The Haryana result in fact signals the slow but certain revival of the ‘normal’ politics with the electorate yet again falling back on old patterns of caste and community loyalties. The good showing of the Congress Party under the former chief minister Bhupinder Singh Hooda not only revives his political fortunes after the humiliating personal defeat he and his party had suffered in the Lok Sabha poll, but it would help lift the morale of the Congress leadership as well. In particular, it marks the success of the old guard in the party which was sidelined by Rahul Gandhi but was rehabilitated by Sonia Gandhi when she took over as interim president. Hooda had set two conditions on the eve of the poll. One, the removal of his bête noire and Rahul Gandhi’s hand-picked nominee as Pradesh Congress President, Ashok Tanwar. And two, the party naming him the chief ministerial candidate. Both were met. The result vindicates him, though he has fallen short of the majority. Again, the election has settled the family warfare in the Devilal clan, with rebel Dushyant Chautala’s newly-formed Jannayak Janata Party leaving his uncle’s original Lok Dal far behind. JJP had given a better account of itself even in the Lok Sabha poll, though the BJP had won all ten seats in the State.
Both Haryana and Maharashtra voters punished BJP’s arrogance, defeating most of the defectors the party had inducted on the eve of the poll.

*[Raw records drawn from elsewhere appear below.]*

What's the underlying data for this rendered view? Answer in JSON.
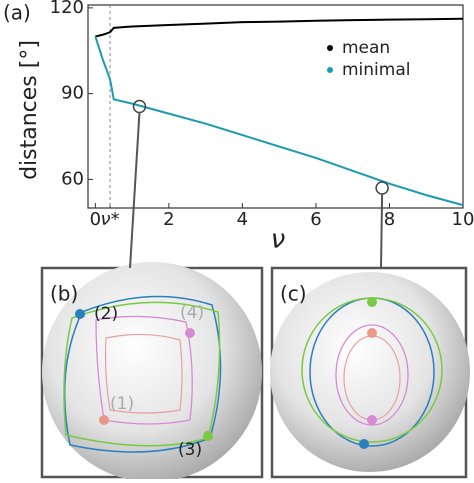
{
  "chart_data": {
    "type": "line",
    "panel_label": "(a)",
    "xlabel": "ν",
    "ylabel": "distances [°]",
    "x": [
      0,
      0.1,
      0.2,
      0.3,
      0.4,
      0.5,
      1,
      2,
      3,
      4,
      5,
      6,
      7,
      8,
      9,
      10
    ],
    "series": [
      {
        "name": "mean",
        "color": "#000000",
        "values": [
          110,
          110.3,
          110.6,
          111,
          111.5,
          113,
          113.5,
          114,
          114.5,
          115,
          115.2,
          115.5,
          115.7,
          115.9,
          116,
          116.2
        ]
      },
      {
        "name": "minimal",
        "color": "#1a9bb0",
        "values": [
          110,
          106,
          102,
          98.5,
          95,
          88,
          86.5,
          83,
          79.5,
          75.5,
          71.5,
          67.5,
          63,
          58.5,
          54.5,
          51
        ]
      }
    ],
    "xlim": [
      -0.2,
      10
    ],
    "ylim": [
      50,
      121
    ],
    "xticks": [
      0,
      {
        "value": 0.4,
        "label": "ν*"
      },
      2,
      4,
      6,
      8,
      10
    ],
    "yticks": [
      60,
      90,
      120
    ],
    "highlights": [
      {
        "x": 1.2,
        "y": 85.5
      },
      {
        "x": 7.8,
        "y": 57
      }
    ],
    "legend": "upper right"
  },
  "insets": [
    {
      "label": "(b)",
      "points": [
        "(1)",
        "(2)",
        "(3)",
        "(4)"
      ]
    },
    {
      "label": "(c)"
    }
  ]
}
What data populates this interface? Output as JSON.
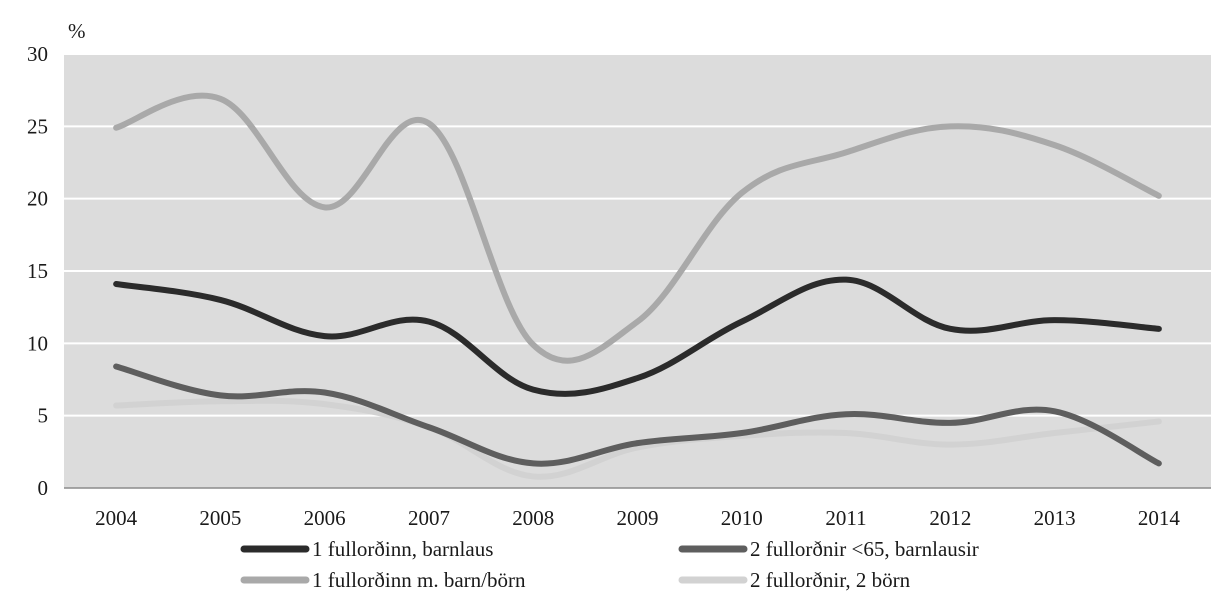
{
  "chart_data": {
    "type": "line",
    "unit_label": "%",
    "x": [
      "2004",
      "2005",
      "2006",
      "2007",
      "2008",
      "2009",
      "2010",
      "2011",
      "2012",
      "2013",
      "2014"
    ],
    "ylim": [
      0,
      30
    ],
    "y_ticks": [
      "0",
      "5",
      "10",
      "15",
      "20",
      "25",
      "30"
    ],
    "grid": true,
    "legend_position": "bottom",
    "plot_background": "#dcdcdc",
    "series": [
      {
        "name": "1 fullorðinn, barnlaus",
        "color": "#2b2b2b",
        "values": [
          14.1,
          13.0,
          10.5,
          11.5,
          6.8,
          7.6,
          11.5,
          14.4,
          11.0,
          11.6,
          11.0
        ]
      },
      {
        "name": "2 fullorðnir <65, barnlausir",
        "color": "#5e5e5e",
        "values": [
          8.4,
          6.4,
          6.6,
          4.2,
          1.7,
          3.1,
          3.8,
          5.1,
          4.5,
          5.3,
          1.7
        ]
      },
      {
        "name": "1 fullorðinn m. barn/börn",
        "color": "#a9a9a9",
        "values": [
          24.9,
          26.9,
          19.4,
          25.2,
          9.9,
          11.5,
          20.4,
          23.2,
          25.0,
          23.7,
          20.2
        ]
      },
      {
        "name": "2 fullorðnir, 2 börn",
        "color": "#d2d2d2",
        "values": [
          5.7,
          6.0,
          5.8,
          4.2,
          0.8,
          2.8,
          3.6,
          3.8,
          3.0,
          3.8,
          4.6
        ]
      }
    ]
  }
}
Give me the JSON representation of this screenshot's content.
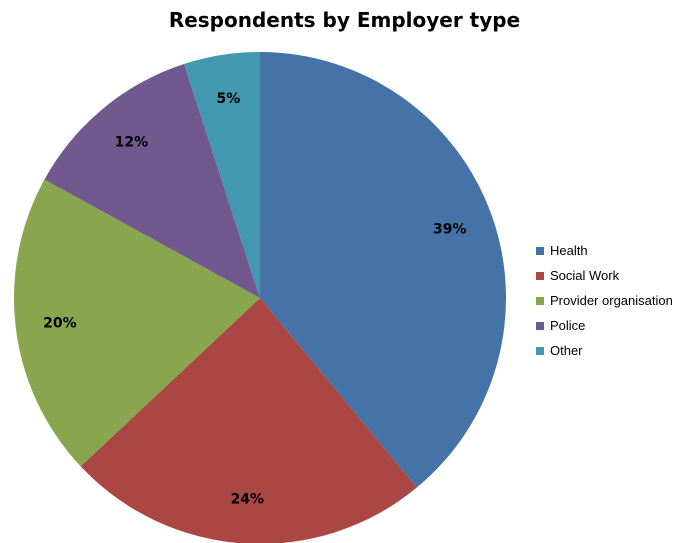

Even in the Gujarat by-elections the two former Congress Party youth leaders the party had fielded were rejected by the voters. The margin of victories of some of the NCP-Congress candidates suggests that there was no wave in favour of the ruling combine. The large number of defectors the BJP rewarded with tickets in Maharashtra proved costly. Also, the arrogance of the BJP leadership to cast aside notable senior leaders has harmed it. Despite Fadnavis emerging a leader in his own right, humiliation of senior leaders did not meet popular approval. On the other hand, the voter has accorded respect to the old warhorse, Sharad Pawar, who single-handedly led the NCP-Congress campaign. Of course, in politics it is foolish to take people for granted. Complacency and arrogance invariably are punished by the voters.
Take the two by-elections in Tamil Nadu. The DMK was so confident of ousting the post-Jayalalithaa AIADMK from power whenever the elections are held next, especially after it had swept the Lok Sabha polls, that both its candidates lost badly in the two constituencies, providing the much needed shot in the arm for the Edappadi Palaniswami Government. Overall, the Assembly results provide a ray of hope to the Opposition which was still to recover from the big shock of the Lok Sabha rejection. It also serves a warning to the BJP that an overdose of nationalism and other emotive issues cannot always win elections. Give the voter acchhe din or sooner than later he is bound to turn his back on you. Economic slowdown, real estate mess, farm sector distress, jobs crisis and other bread and butter issues cannot be brushed under the carpet of anti-Pakistan rhetoric. Remember, after the stupendous win in 1971, Indira Gandhi had begun to lose her sheen when the price-rise led to the Nav Nirman agitation in Gujarat which soon spread to other parts of the country. Kaam Karo Aur Vote Lo, is the loud and clear message to the BJP, though it is fortunate to have been spared an outright ouster from power both in Haryana and Maharashtra.